Another memory my Mum has of TV is from when she was in year 3 at school it was the year of the first moon landing. “I distinctly remember that we were all sent outside to play in the playground whilst the live broadcast was playing on the TV inside and all the teachers watched.”
I decided to ask my Dad about his childhood memories as I felt that his answers would be quite polarized in relation to Mum’s. Dad was born in South Africa in 1947 (Sorry Dad) in Johanessburg, where, unbeknownst to me, TV wasn’t broadcast until 1976 and when TV’s were first implemented into homes they were the top of the line Phillips “Pal” colour television sets. There would be only 2 hours every night where there were TV shows broadcast; half the shows were broadcast in English, and the other half in Afrikaans. “The shows we watched were mostly documentaries, like ‘The Underwater World of Ron Taylor” or “War of the Worlds” and the whole family was forced to sit together and watch these shows because that’s all there was at the time. The only alternative was to do homework and no one wanted to do that!” Any neighbours or friends who didn’t have a TV set would come around and watch TV in Dad’s house it was a really communal event.
At the time, there were no entertainment shows or Soap Operas and the news wasn’t broadcast either, so as a teenager my Dad missed out on the classic sit coms and soapies of the 60’s and 70’s as well as the beloved cartoons of the era. I asked my Dad why it took so long for TV to get to South Africa, as 1976 seems like it would’ve felt a long time after it was first released in Australia. He explained to me that during the 1970’s and particularly 1976, the South African Government had a strong censorship in place: “… it controlled what you listened to and watched. There was an apartheid still in place so any propaganda or demonstrations of assimilation between black and white was strictly prohibited and never broadcast.” The South African government didn’t want anyone to see anything that could corrupt the rest of the nation’s minds such as communism or assimilation of the races and this was prominent throughout South Africa until the apartheid ended in February 1990.
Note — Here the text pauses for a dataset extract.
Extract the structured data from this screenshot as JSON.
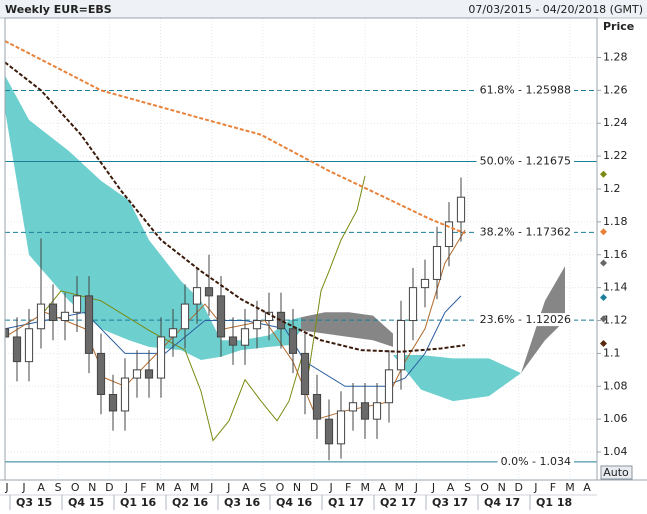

Both my parents made the point of mentioning how the TV’s in their houses served as a piece of furniture; there was only ever 1 TV as they were very expensive and treasured. This discussion with my parents made me realize just how much the TV culture has changed over the years particularly in regards to the way we incorporate it into our everyday lives. Most nights in my family household the TV is on from 6-10pm. When we’re not watching our favourite TV shows its often just there as white noise in the background with no one particularly paying attention to it. We’re either on our phones, laptops or having conversations with each other. Yet at the end of the day I cant imagine life without it and I’m excited to see what future functions and specifications Television will acquire.